Can you believe it’s July! Luckily, July is National Ice Cream Month! The first half of the year is done and gone (and it by so quickly!), so let’s just celebrate summer with ice cream, ice cream, and more ice cream.
I love making homemade ice cream! It’s so much better than the store-bought stuff!
I think making homemade ice cream is pretty easy. I use an ice cream maker so it only takes me about 30-40 minutes to make ice cream from scratch (and some of that is time spent waiting while the ice cream maker churns – perfect for cleaning up the kitchen so when you’re done, you’re done!), and then you get a batch of delicious, creamy ice cream to share with family and friends!
I know a lot of people are making ice cream at home right now and the above ice cream maker might be sold out, so here are a few other ice cream maker options. I don’t have them, so I cannot personally recommend them, but they look cute!
Cotton Candy Ice Cream Recipe
If you want to make this insanely delicious ice cream yourself, the full printable recipe is below, but here are the needed ingredients:
- Heavy cream
- Granulated sugar
- Pink Cotton Candy Syrup – here’s the link to the flavoring syrup I used!
- Egg yolks
- Vanilla Extract
- Optional: pink food coloring
- Optional: cotton candy floss
I always plan to make my ice cream the day or night before I “need” it so that it has time to harden more in the freezer. You can definitely eat it right out of the ice cream maker, but it will have a better “ice cream” consistency and texture and will scoop better onto a cone if you allow it to firm up in the freezer overnight.
I use either this ice cream container or this larger 1.5 quart size ice cream container, but I’ve also previously just lined 13×9 baking pans (see photo below) with parchment paper and then covered the ice cream with more parchment paper before sticking it into the freezer.
I like to use colorful ice cream cones! But you can also use regular ice cream cones, waffle cones, waffle cups, or waffle bowls!
I didn’t add any extra cotton candy into my ice cream, I used the cotton candy syrup to flavor it, but I did serve the cotton candy ice cream with a little cotton candy on top!
Just in case you can’t purchase the cotton candy syrup I linked to above, here are a few others that will work as well:
- 1 cup milk
- 2 cups heavy cream
- 1/3 cup granulated sugar
- 3/4 cup cotton candy syrup
- 1/4 tsp salt
- 5 egg yolks
- 1 tsp vanilla
- optional: pink food coloring
- optional: add cotton candy floss to ice cream while churning
- Combine the milk, whipping cream, salt, vanilla, and only half the sugar in a medium-sized saucepan and bring to a boil over medium heat, whisking intermittently.

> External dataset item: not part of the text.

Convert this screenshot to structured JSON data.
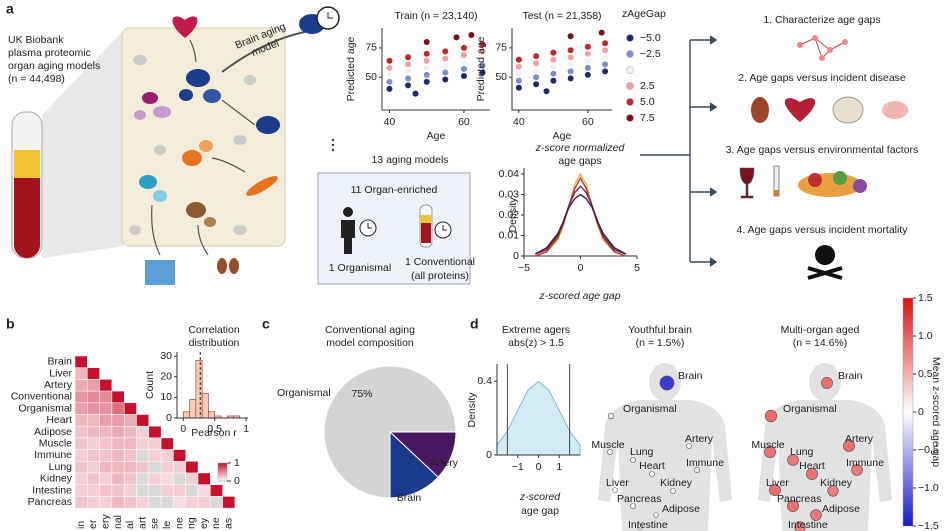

- While heating, combine the egg yolks and the other half of sugar in a large bowl and whisk to combine. Then add the cotton candy syrup and mix.
- When the milk mixture has come to a boil, pour ⅓ of it into the egg mixture and stir. Then pour another ⅓ and stir, and then the final ⅓ and stir.
- Next, pour the entire mixture back into the saucepan and heat, stirring constantly for 2 minutes, but do not let it come to a boil. If you want to add pink food coloring, add it now.
- Then transfer the mixture to a new bowl, allow it to come to room temperature, and then refrigerate for 1-2 hours.
- After the mixture is chilled, follow the manufacturer's instructions on your ice cream maker to make the ice cream.
- Optional addition: add cotton candy floss into the ice cream during its last 3 minutes of churning.
- Then transfer the ice cream to a freezer-safe container for storing.
- When serving, top with extra cotton candy as a garnish.